Mrs. Mar. Don’t you know this gentleman, sir?

Sir Wil. Hum! What, sure ’tis not—Yea, by’r lady, but ’tis —’Sheart, I know not whether ’tis or no—Yea, but ’tis, by the Rekin. Brother Antony! What, Tony, i’faith! What do’st thou not know me? By’r Lady, nor I thee, thou art so becravated, and so beperriwiged—’Sheart, why do’st not speak? Art thou o’erjoyed?

Wit. Odso, brother, is it you? Your servant, brother.

Sir Wil. Your servant! Why yours, sir. Your servant again—’Sheart, and your friend and servant to that—And a—(puff) and a flap dragon for your service, sir: and a hare’s foot, and a hare’s scut for your service, sir; an you be so cold and so courtly!

Wit. No offence, I hope, brother.

Sir Wil. ’Sheart, sir, but there is, and much offence.—A pox, is this your Inns o’ Court breeding, not to know your friends and your relations, your elders, and your betters?

Wit. Why, brother Wilfull of Salop, you may be as short as a Shrewsbury cake, if you please. But I tell you ’tis not modish to know relations in town. You think you’re in the country, where great lubberly brothers slabber and kiss one another when they meet, like a call of serjeants—’Tis not the fashion here; ’tis not indeed, dear brother.

Sir Wil. The fashion’s a fool; and you’re a fop, dear brother. ’Sheart, I’ve suspected this—By’r Lady I conjectured you were a fop, since you began to change the stile of your letters, and write in a scrap of paper gilt round the edges, no bigger than a subpæna. I might expect this when you left off Honoured Brother: and hoping you are in good health, and so forth—to begin with a Rat me, knight, I’m so sick of a last night’s debauch—O’ds heart, and then tell a familiar tale of a cock and a bull, and a whore and a bottle, and so conclude—You could write news before you were out of your time, when you lived with honest Pumple-Nose, the attorney of Furnival’s Inn—You could intreat to be remembered then to your friends round the Rekin. We could have Gazettes then, and Dawks’s Letter, and the Weekly Bill, ’till of late days.

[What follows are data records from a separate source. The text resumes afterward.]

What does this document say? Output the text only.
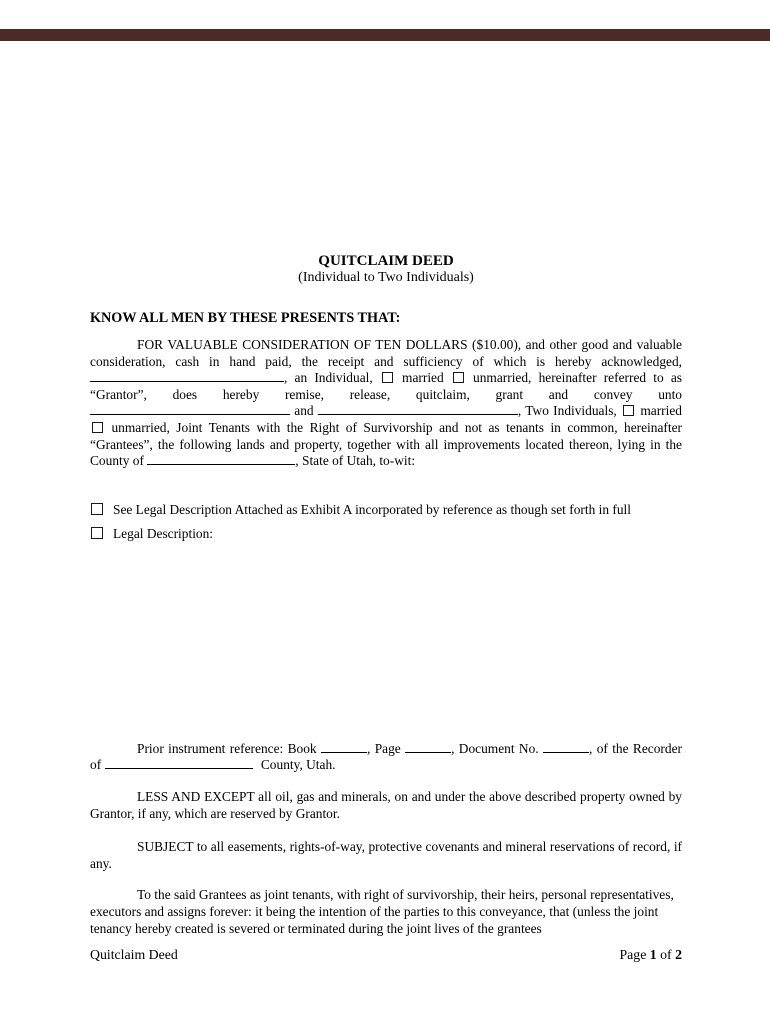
QUITCLAIM DEED
(Individual to Two Individuals)
KNOW ALL MEN BY THESE PRESENTS THAT:

FOR VALUABLE CONSIDERATION OF TEN DOLLARS ($10.00), and other good and valuable consideration, cash in hand paid, the receipt and sufficiency of which is hereby acknowledged, , an Individual, married unmarried, hereinafter referred to as “Grantor”, does hereby remise, release, quitclaim, grant and convey unto  and	, Two Individuals, married  unmarried, Joint Tenants with the Right of Survivorship and not as tenants in common, hereinafter “Grantees”, the following lands and property, together with all improvements located thereon, lying in the County of	, State of Utah, to-wit:

See Legal Description Attached as Exhibit A incorporated by reference as though set forth in full
Legal Description:

Prior instrument reference: Book	, Page	, Document No.	, of the Recorder of	County, Utah.

LESS AND EXCEPT all oil, gas and minerals, on and under the above described property owned by Grantor, if any, which are reserved by Grantor.

SUBJECT to all easements, rights-of-way, protective covenants and mineral reservations of record, if any.

To the said Grantees as joint tenants, with right of survivorship, their heirs, personal representatives, executors and assigns forever: it being the intention of the parties to this conveyance, that (unless the joint tenancy hereby created is severed or terminated during the joint lives of the grantees

Quitclaim Deed	Page 1 of 2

Pet. ’Slife, Witwoud, were you ever an attorney’s clerk? Of the family of the Furnivals. Ha, ha, ha!

Wit. Ay, ay, but that was but for a while. Not long, not long; pshaw, I was not in my own power then. An orphan, and this fellow was my guardian; ay, ay, I was glad to consent to that man to come to London. He had the disposal of me then. If I had not agreed to that, I might have been bound prentice to a felt- maker in Shrewsbury; this fellow would have bound me to a maker of felts.

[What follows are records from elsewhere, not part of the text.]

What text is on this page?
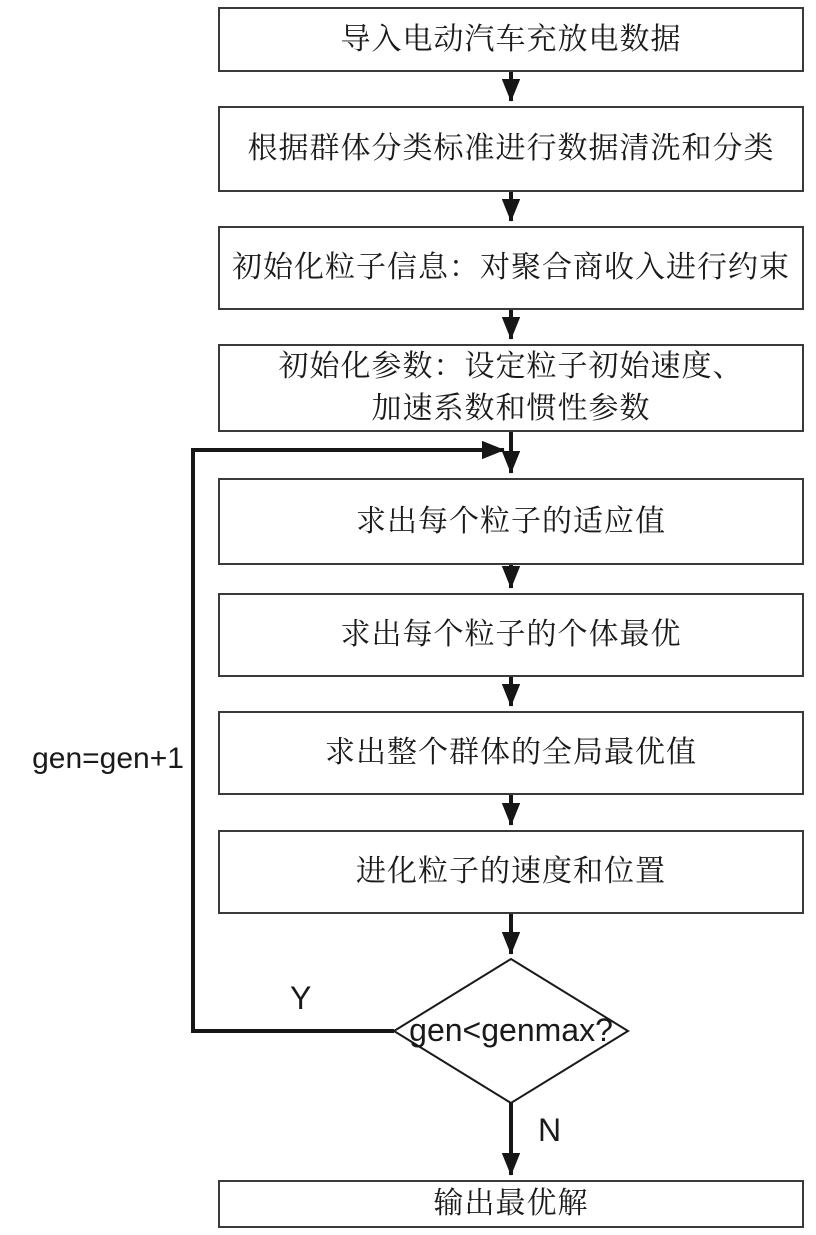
导入电动汽车充放电数据
根据群体分类标准进行数据清洗和分类
初始化粒子信息：对聚合商收入进行约束
初始化参数：设定粒子初始速度、
加速系数和惯性参数
求出每个粒子的适应值
求出每个粒子的个体最优
求出整个群体的全局最优值
进化粒子的速度和位置
输出最优解
gen<genmax?
gen=gen+1
Y
N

Sir Wil. ’Sheart, and better than to be bound to a maker of fops; where, I suppose, you have served your time; and now you may set up for yourself.

Mrs. Mar. You intend to travel, sir, as I’m informed.

Sir Wil. Belike I may, madam. I may chance to sail upon the salt seas, if my mind hold.

Pet. And the wind serve.

Sir Wil. Serve or not serve, I shan’t ask license of you, sir; nor the weather-cock your companion. I direct my discourse to the lady, sir. ’Tis like my aunt may have told you, madam—Yes, I have settled my concerns, I may say now, and am minded to see foreign parts. If an how that the peace holds, whereby that is taxes abate.

Mrs. Mar. I thought you had designed for France at all adventures.